One of the creepier shadows to darken "The Curse of Oak Island" is the alleged death of one of its production staff and the subsequent cover-up. As first suggested on the "History Heretic" podcast, one of the show's producers, Matt Chisholm, died in 2014 under mysterious circumstances, and ever since, the show has been reticent about the details.

Chisholm's family and friends seem to confirm his death and even offer details as to his last few weeks alive. Due to their assertion that he was working on a project involving an ancient map and the fact that "The Curse of Oak Island" has never released any public memorial, many fans have speculated that the death was deliberately concealed from the public eye.
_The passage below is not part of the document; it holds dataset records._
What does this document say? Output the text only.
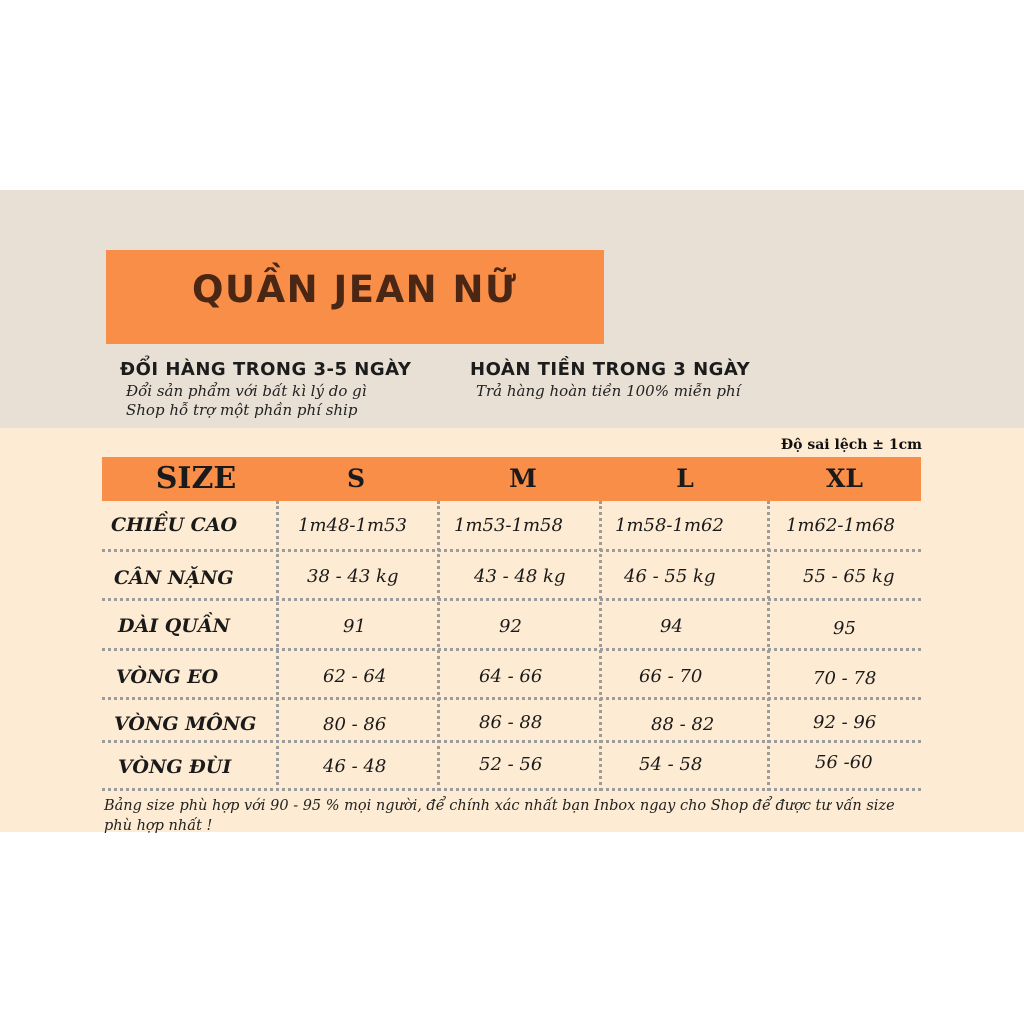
QUẦN JEAN NỮ
ĐỔI HÀNG TRONG 3-5 NGÀY
Đổi sản phẩm với bất kì lý do gì
Shop hỗ trợ một phần phí ship
HOÀN TIỀN TRONG 3 NGÀY
Trả hàng hoàn tiền 100% miễn phí
Độ sai lệch ± 1cm
SIZE	S	M	L	XL
CHIỀU CAO	1m48-1m53	1m53-1m58	1m58-1m62	1m62-1m68
CÂN NẶNG	38 - 43 kg	43 - 48 kg	46 - 55 kg	55 - 65 kg
DÀI QUẦN	91	92	94	95
VÒNG EO	62 - 64	64 - 66	66 - 70	70 - 78
VÒNG MÔNG	80 - 86	86 - 88	88 - 82	92 - 96
VÒNG ĐÙI	46 - 48	52 - 56	54 - 58	56 -60
Bảng size phù hợp với 90 - 95 % mọi người, để chính xác nhất bạn Inbox ngay cho Shop để được tư vấn size phù hợp nhất !
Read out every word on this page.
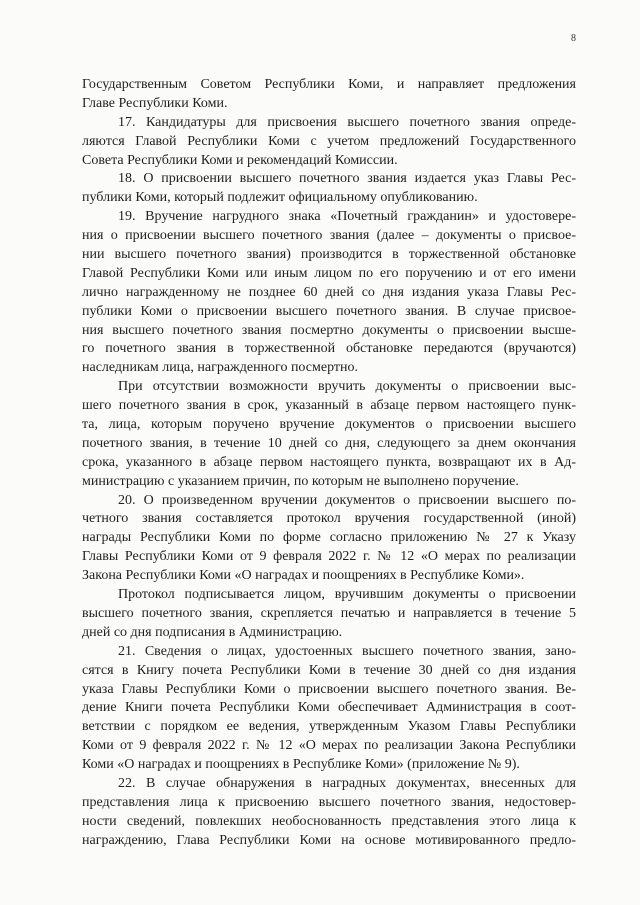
8
Государственным Советом Республики Коми, и направляет предложения
Главе Республики Коми.
17. Кандидатуры для присвоения высшего почетного звания опреде-
ляются Главой Республики Коми с учетом предложений Государственного
Совета Республики Коми и рекомендаций Комиссии.
18. О присвоении высшего почетного звания издается указ Главы Рес-
публики Коми, который подлежит официальному опубликованию.
19. Вручение нагрудного знака «Почетный гражданин» и удостовере-
ния о присвоении высшего почетного звания (далее – документы о присвое-
нии высшего почетного звания) производится в торжественной обстановке
Главой Республики Коми или иным лицом по его поручению и от его имени
лично награжденному не позднее 60 дней со дня издания указа Главы Рес-
публики Коми о присвоении высшего почетного звания. В случае присвое-
ния высшего почетного звания посмертно документы о присвоении высше-
го почетного звания в торжественной обстановке передаются (вручаются)
наследникам лица, награжденного посмертно.
При отсутствии возможности вручить документы о присвоении выс-
шего почетного звания в срок, указанный в абзаце первом настоящего пунк-
та, лица, которым поручено вручение документов о присвоении высшего
почетного звания, в течение 10 дней со дня, следующего за днем окончания
срока, указанного в абзаце первом настоящего пункта, возвращают их в Ад-
министрацию с указанием причин, по которым не выполнено поручение.
20. О произведенном вручении документов о присвоении высшего по-
четного звания составляется протокол вручения государственной (иной)
награды Республики Коми по форме согласно приложению № 27 к Указу
Главы Республики Коми от 9 февраля 2022 г. № 12 «О мерах по реализации
Закона Республики Коми «О наградах и поощрениях в Республике Коми».
Протокол подписывается лицом, вручившим документы о присвоении
высшего почетного звания, скрепляется печатью и направляется в течение 5
дней со дня подписания в Администрацию.
21. Сведения о лицах, удостоенных высшего почетного звания, зано-
сятся в Книгу почета Республики Коми в течение 30 дней со дня издания
указа Главы Республики Коми о присвоении высшего почетного звания. Ве-
дение Книги почета Республики Коми обеспечивает Администрация в соот-
ветствии с порядком ее ведения, утвержденным Указом Главы Республики
Коми от 9 февраля 2022 г. № 12 «О мерах по реализации Закона Республики
Коми «О наградах и поощрениях в Республике Коми» (приложение № 9).
22. В случае обнаружения в наградных документах, внесенных для
представления лица к присвоению высшего почетного звания, недостовер-
ности сведений, повлекших необоснованность представления этого лица к
награждению, Глава Республики Коми на основе мотивированного предло-
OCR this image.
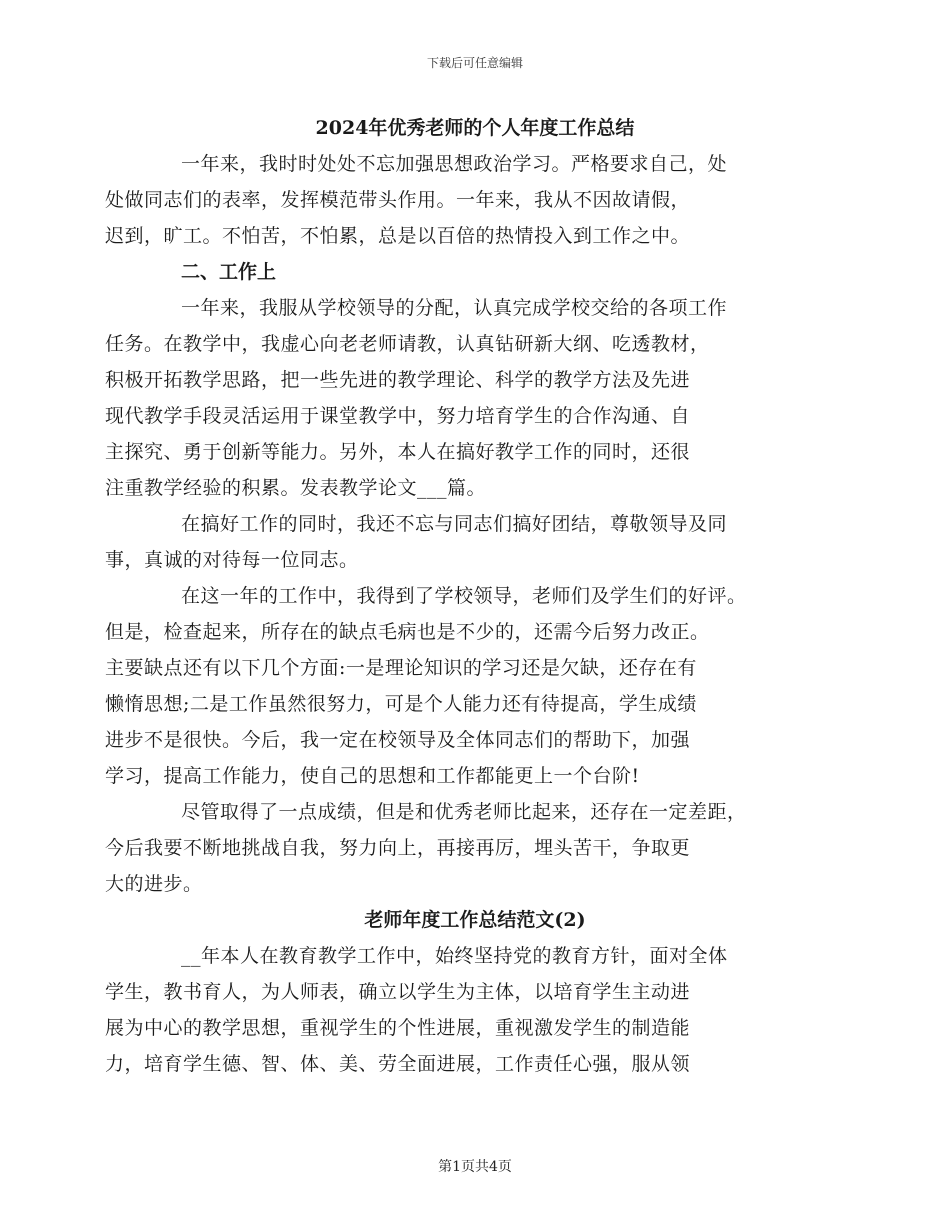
下载后可任意编辑
2024年优秀老师的个人年度工作总结
一年来，我时时处处不忘加强思想政治学习。严格要求自己，处
处做同志们的表率，发挥模范带头作用。一年来，我从不因故请假，
迟到，旷工。不怕苦，不怕累，总是以百倍的热情投入到工作之中。
二、工作上
一年来，我服从学校领导的分配，认真完成学校交给的各项工作
任务。在教学中，我虚心向老老师请教，认真钻研新大纲、吃透教材，
积极开拓教学思路，把一些先进的教学理论、科学的教学方法及先进
现代教学手段灵活运用于课堂教学中，努力培育学生的合作沟通、自
主探究、勇于创新等能力。另外，本人在搞好教学工作的同时，还很
注重教学经验的积累。发表教学论文___篇。
在搞好工作的同时，我还不忘与同志们搞好团结，尊敬领导及同
事，真诚的对待每一位同志。
在这一年的工作中，我得到了学校领导，老师们及学生们的好评。
但是，检查起来，所存在的缺点毛病也是不少的，还需今后努力改正。
主要缺点还有以下几个方面:一是理论知识的学习还是欠缺，还存在有
懒惰思想;二是工作虽然很努力，可是个人能力还有待提高，学生成绩
进步不是很快。今后，我一定在校领导及全体同志们的帮助下，加强
学习，提高工作能力，使自己的思想和工作都能更上一个台阶!
尽管取得了一点成绩，但是和优秀老师比起来，还存在一定差距，
今后我要不断地挑战自我，努力向上，再接再厉，埋头苦干，争取更
大的进步。
老师年度工作总结范文(2)
__年本人在教育教学工作中，始终坚持党的教育方针，面对全体
学生，教书育人，为人师表，确立以学生为主体，以培育学生主动进
展为中心的教学思想，重视学生的个性进展，重视激发学生的制造能
力，培育学生德、智、体、美、劳全面进展，工作责任心强，服从领
第1页共4页
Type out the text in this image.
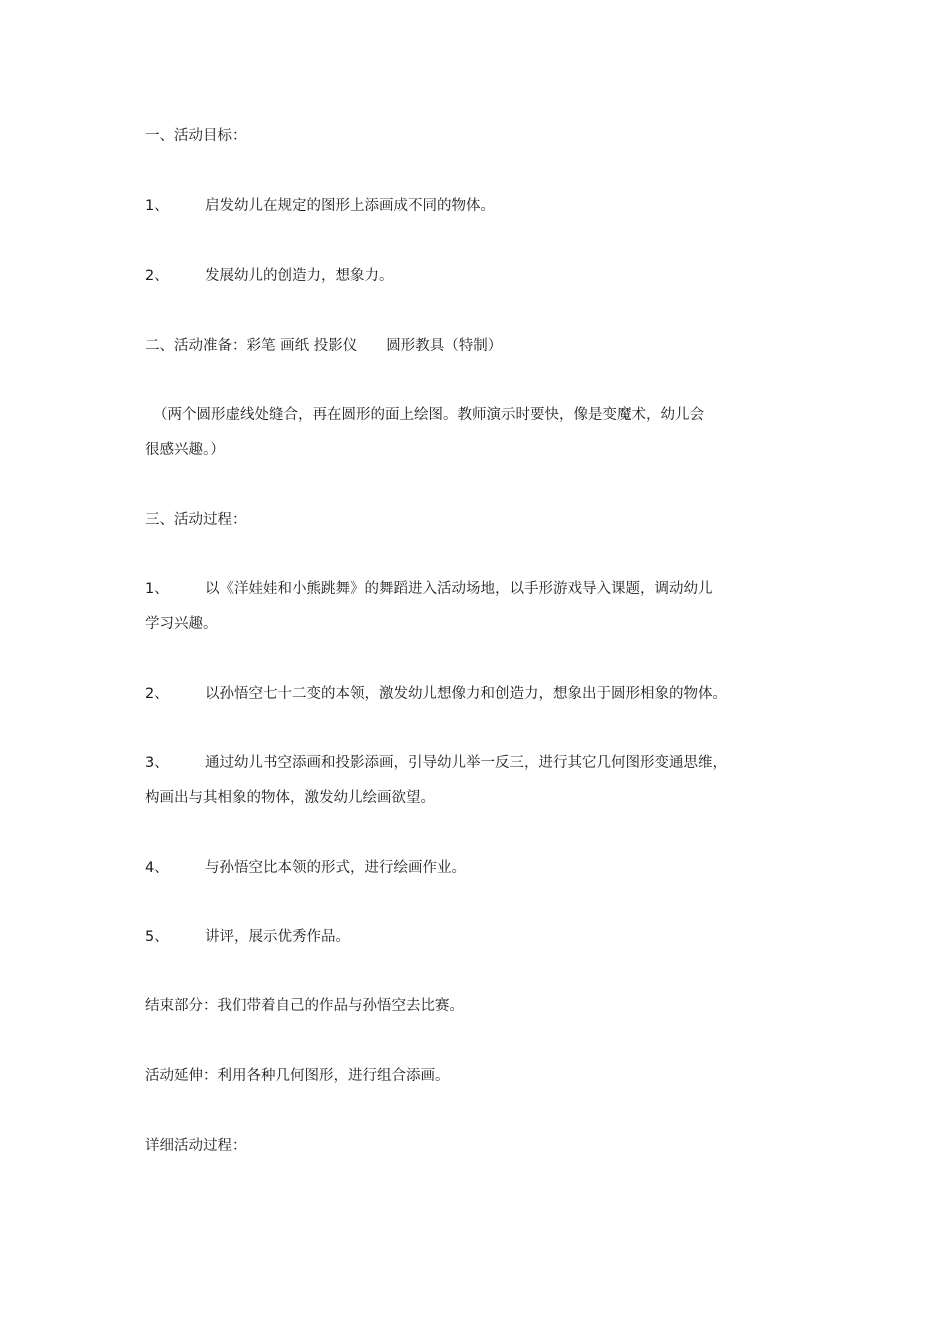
一、活动目标：
1、	启发幼儿在规定的图形上添画成不同的物体。
2、	发展幼儿的创造力，想象力。
二、活动准备：彩笔 画纸 投影仪　　圆形教具（特制）
（两个圆形虚线处缝合，再在圆形的面上绘图。教师演示时要快，像是变魔术，幼儿会
很感兴趣。）
三、活动过程：
1、	以《洋娃娃和小熊跳舞》的舞蹈进入活动场地，以手形游戏导入课题，调动幼儿
学习兴趣。
2、	以孙悟空七十二变的本领，激发幼儿想像力和创造力，想象出于圆形相象的物体。
3、	通过幼儿书空添画和投影添画，引导幼儿举一反三，进行其它几何图形变通思维，
构画出与其相象的物体，激发幼儿绘画欲望。
4、	与孙悟空比本领的形式，进行绘画作业。
5、	讲评，展示优秀作品。
结束部分：我们带着自己的作品与孙悟空去比赛。
活动延伸：利用各种几何图形，进行组合添画。
详细活动过程：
Some question the role that the map played in his death, claiming it to be Masonic and therefore forbidden. Others wonder if the death was an excavation accident that the Lagina brothers fear would shut down production of their show — thereby ending their obsessive hunt. Still others ponder if the show would be willing to conceal a death in order to keep the curse angle evergreen. After all, if seven out of seven men have died, then the treasure should be found.

They still find bones

Though six out of seven have died, and now perhaps even the seventh, the true depth of the island's deadliness may be hidden still. In season 5, while digging near the Money Pit, the Lagina brothers discovered some odd biological fragments. Though at first they wondered if the small, porous fragments might just be wood, they eventually became certain that they had unearthed fragments of bone.

The team shipped the bone to geneticists, who performed DNA sequencing on the pieces to determine their origin(s). The tests indicated that the bones came from humans, and two different humans at that -– one European and Middle Eastern. Although any archeologists worth their salt would tell you that the samples are almost certainly contaminated by the DNA of their excavators, they nonetheless beg the question: who else has died on the island?

Ultimately, Oak Island is a small, concentrated spot that has attracted an unusual volume of activity for hundreds of years, if not longer. The island's history is denser, more storied, and more conflated with superstition and rumor than most. Whether any unearthed treasure, tools, or bones are evidence of clandestine medieval missions, ancient curses, or just the product of repeated human incursion, the island is a fascinating one. As Rick and Marty Lagina continue to explore the location on "The Curse of Oak Island," the possibility remains that its long, deadly history will continue.